Bu anlatılan, savaşçı bir aileden çoban Sumatra´nın kızı, harika kalçalı Sita ile iki kocasının hikayesidir. Hikaye felaket dehşetli ve bir o kadar da şaşırtıcıdır. Dinleyenlerin, hikayeyi anlatanın dayanıklılığını kendilerine örnek almaları istenir, çünkü böyle bir hikayeyi anlatmak, dinlemekten çok daha fazla cesaret ister. İki genç arasındaki dostluk ilişkisi, bir diğerinin ötekine göz koyduğu bencillik ve sahiplenme duygularının farkına dayanıyordu.

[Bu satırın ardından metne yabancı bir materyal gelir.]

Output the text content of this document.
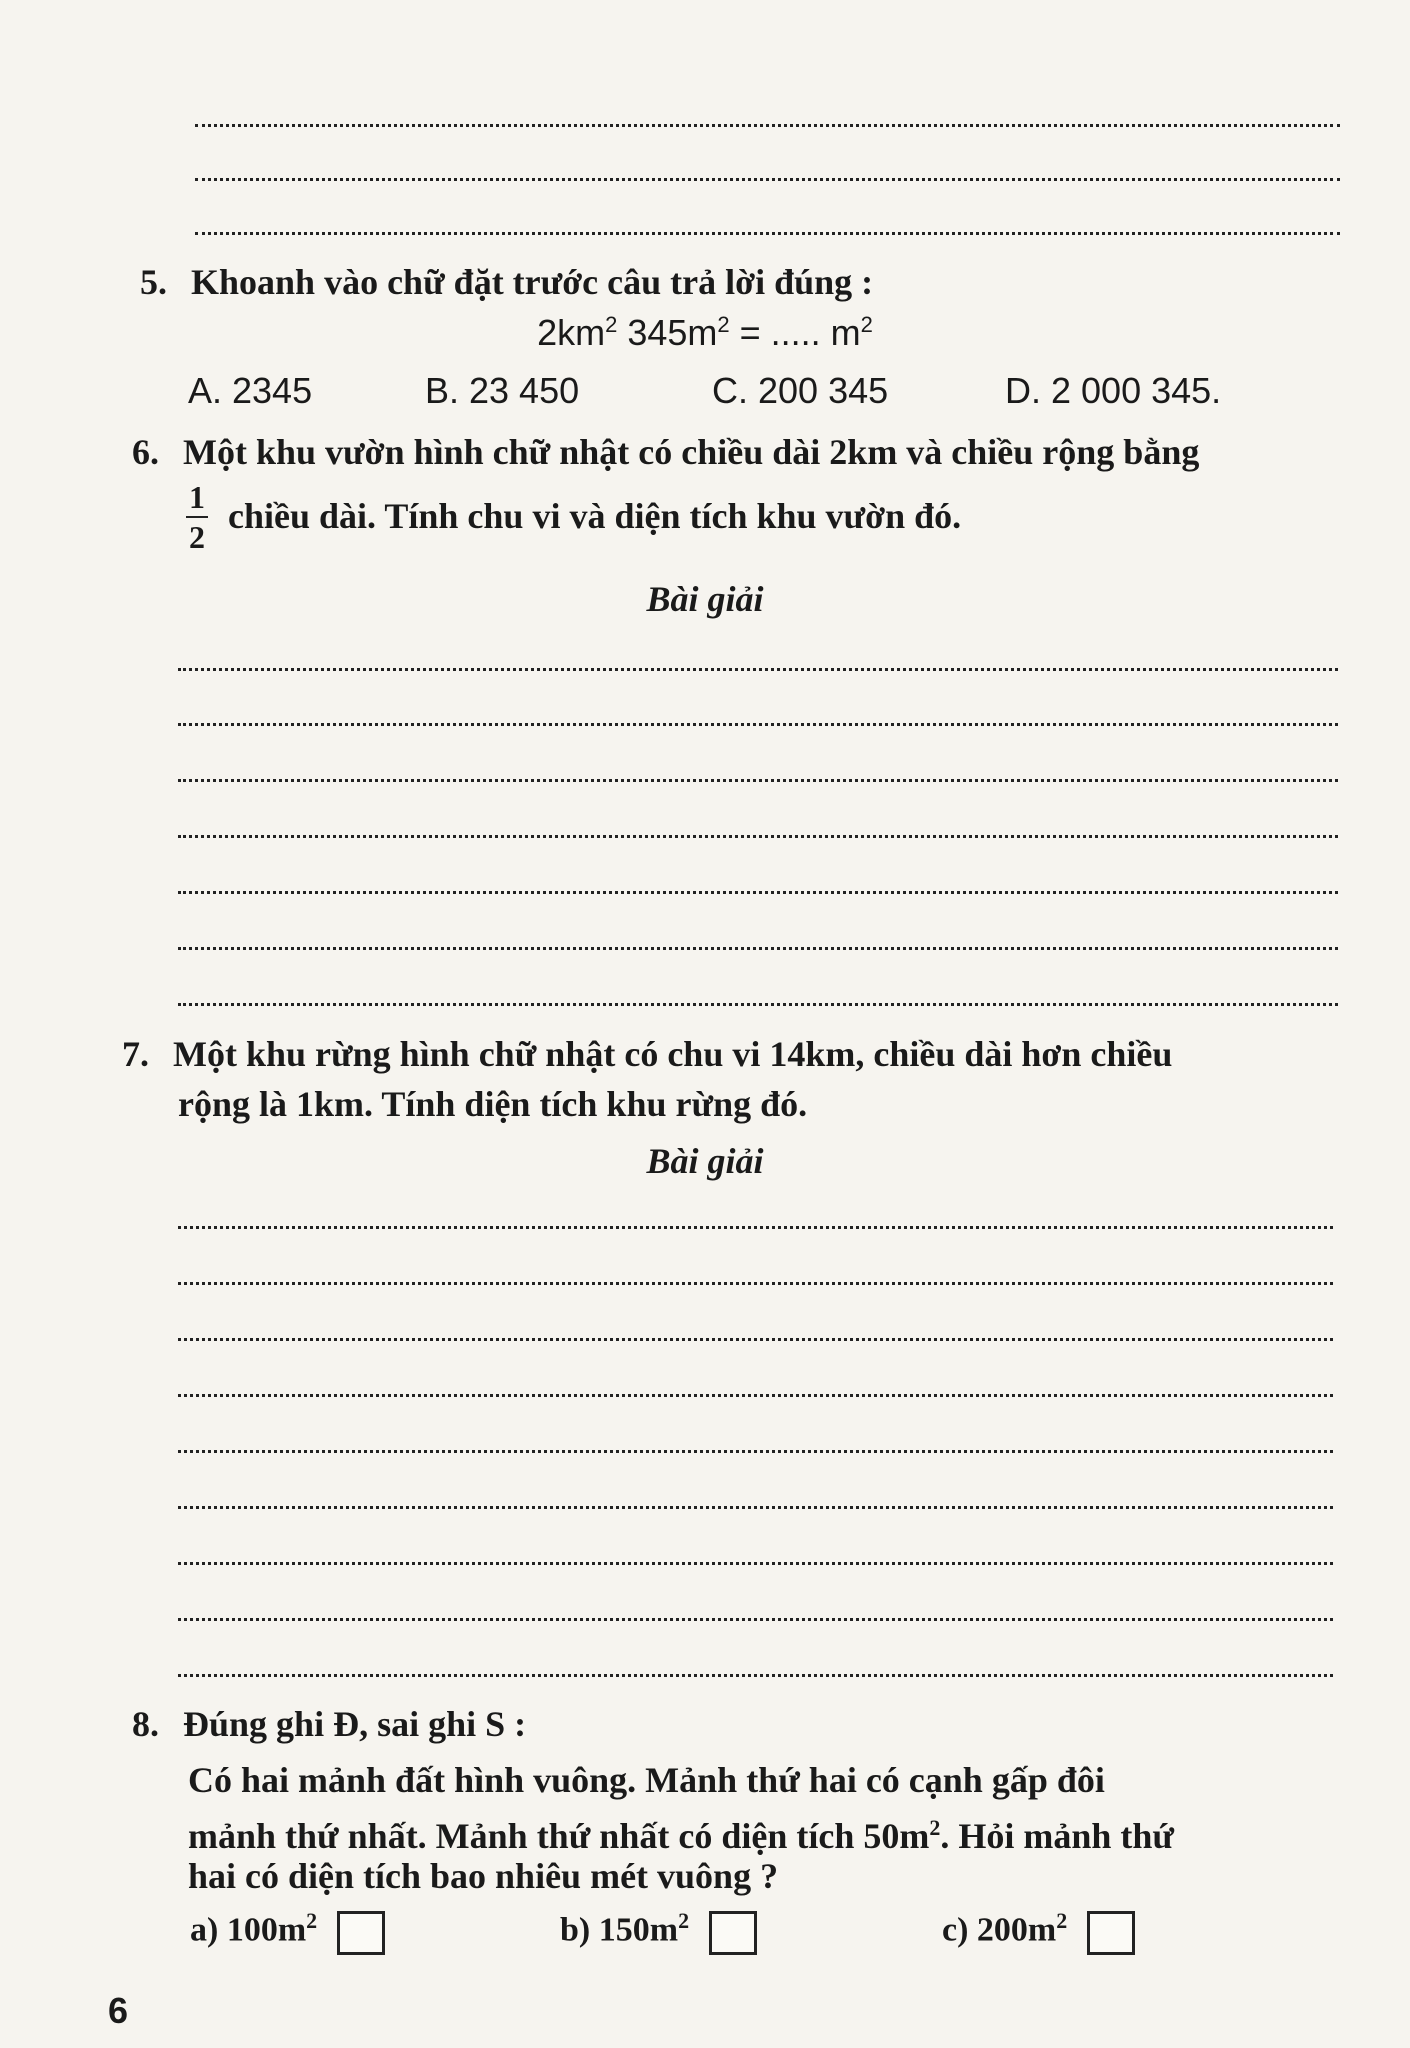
5. Khoanh vào chữ đặt trước câu trả lời đúng :
$2km^2$ $345m^2$ = ..... $m^2$
A. 2345	B. 23 450	C. 200 345	D. 2 000 345.
6. Một khu vườn hình chữ nhật có chiều dài 2km và chiều rộng bằng
1
2
chiều dài. Tính chu vi và diện tích khu vườn đó.
Bài giải
7. Một khu rừng hình chữ nhật có chu vi 14km, chiều dài hơn chiều
rộng là 1km. Tính diện tích khu rừng đó.
Bài giải
8. Đúng ghi Đ, sai ghi S :
Có hai mảnh đất hình vuông. Mảnh thứ hai có cạnh gấp đôi
mảnh thứ nhất. Mảnh thứ nhất có diện tích $50m^2$. Hỏi mảnh thứ
hai có diện tích bao nhiêu mét vuông ?
a) $100m^2$	b) $150m^2$	c) $200m^2$
6
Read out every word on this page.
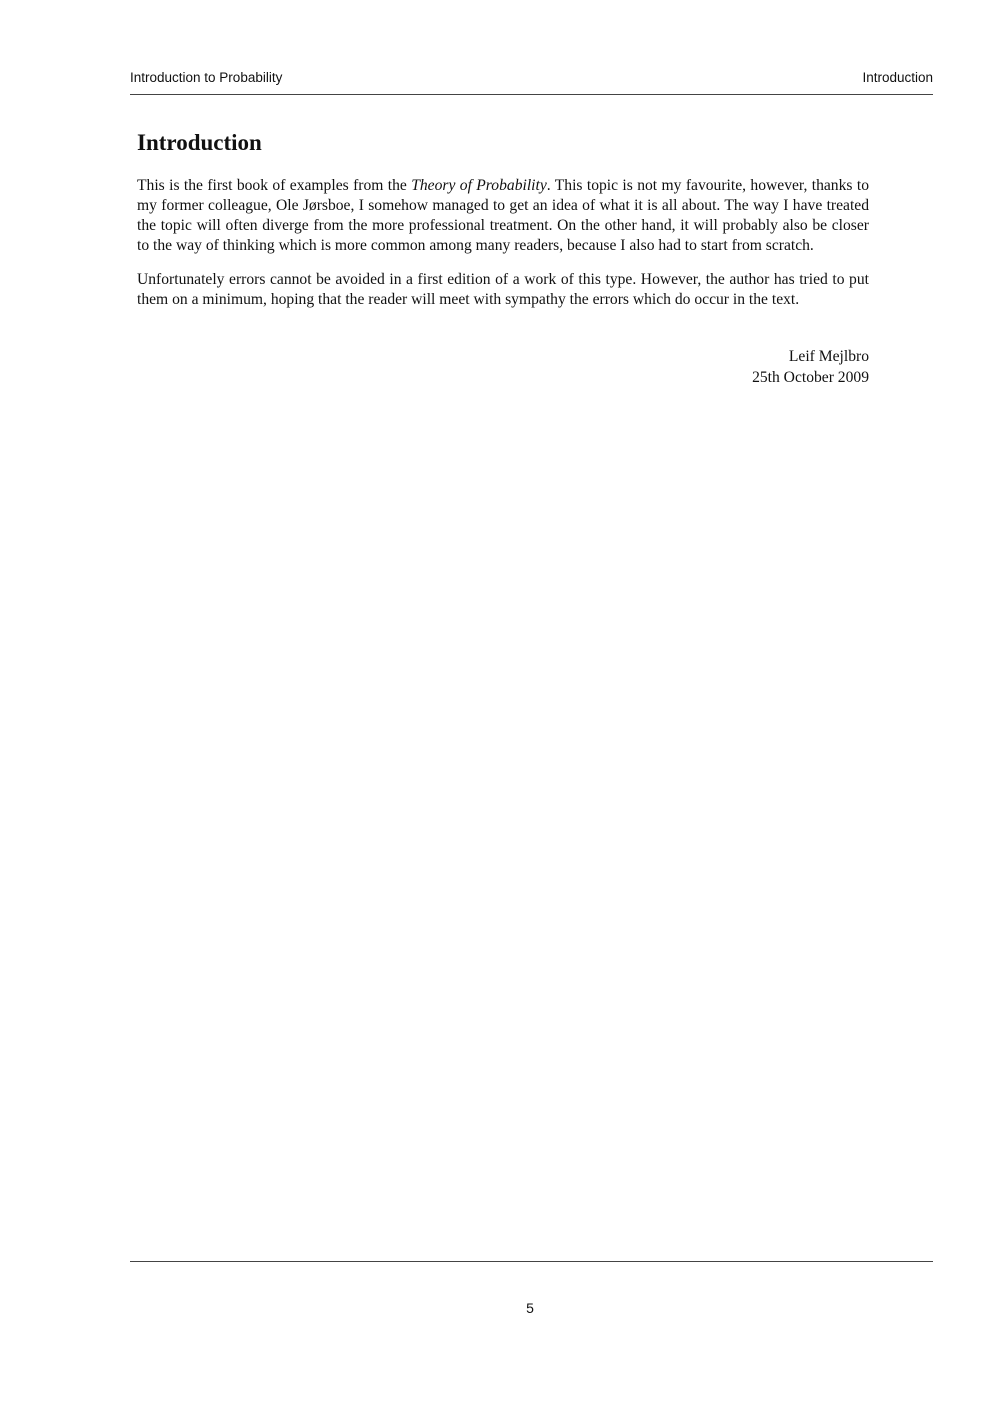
Introduction to Probability	Introduction
Introduction

This is the first book of examples from the Theory of Probability. This topic is not my favourite, however, thanks to my former colleague, Ole Jørsboe, I somehow managed to get an idea of what it is all about. The way I have treated the topic will often diverge from the more professional treatment. On the other hand, it will probably also be closer to the way of thinking which is more common among many readers, because I also had to start from scratch.

Unfortunately errors cannot be avoided in a first edition of a work of this type. However, the author has tried to put them on a minimum, hoping that the reader will meet with sympathy the errors which do occur in the text.

Leif Mejlbro
25th October 2009
5
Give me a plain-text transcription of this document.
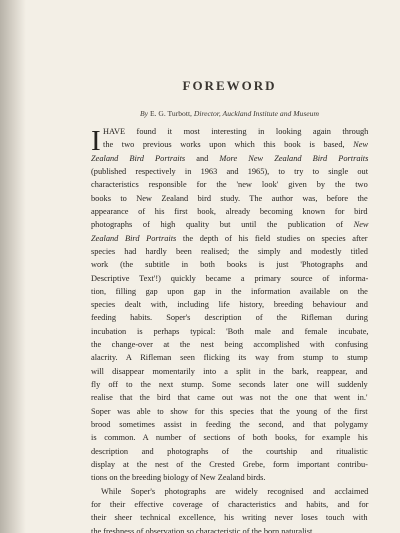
FOREWORD
By E. G. Turbott, Director, Auckland Institute and Museum
I HAVE found it most interesting in looking again through
the two previous works upon which this book is based, New
Zealand Bird Portraits and More New Zealand Bird Portraits
(published respectively in 1963 and 1965), to try to single out
characteristics responsible for the 'new look' given by the two
books to New Zealand bird study. The author was, before the
appearance of his first book, already becoming known for bird
photographs of high quality but until the publication of New
Zealand Bird Portraits the depth of his field studies on species after
species had hardly been realised; the simply and modestly titled
work (the subtitle in both books is just 'Photographs and
Descriptive Text'!) quickly became a primary source of informa-
tion, filling gap upon gap in the information available on the
species dealt with, including life history, breeding behaviour and
feeding habits. Soper's description of the Rifleman during
incubation is perhaps typical: 'Both male and female incubate,
the change-over at the nest being accomplished with confusing
alacrity. A Rifleman seen flicking its way from stump to stump
will disappear momentarily into a split in the bark, reappear, and
fly off to the next stump. Some seconds later one will suddenly
realise that the bird that came out was not the one that went in.'
Soper was able to show for this species that the young of the first
brood sometimes assist in feeding the second, and that polygamy
is common. A number of sections of both books, for example his
description and photographs of the courtship and ritualistic
display at the nest of the Crested Grebe, form important contribu-
tions on the breeding biology of New Zealand birds.
While Soper's photographs are widely recognised and acclaimed
for their effective coverage of characteristics and habits, and for
their sheer technical excellence, his writing never loses touch with
the freshness of observation so characteristic of the born naturalist.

Çünkü ruhun vücuda girmesi tekleşmeyi, tekleşme farklılaşmayı, farlılık karşılaştırmayı, karşılaştırma huzursuz-luğu, huzursuzluk şaşkınlığı, şaşkınlık hayranlığı, hayranlık da değişme ve birleşme isteğini yaratır.
İşte Etat Vai Tat dedikleri gerçek budur. Bu gerçekler, hayat çamurunun henüz yumuşak olduğu, bencillik ve sapilenme duygularının katılaşmamış olduğu gençlik çağı için çok yerindeydi.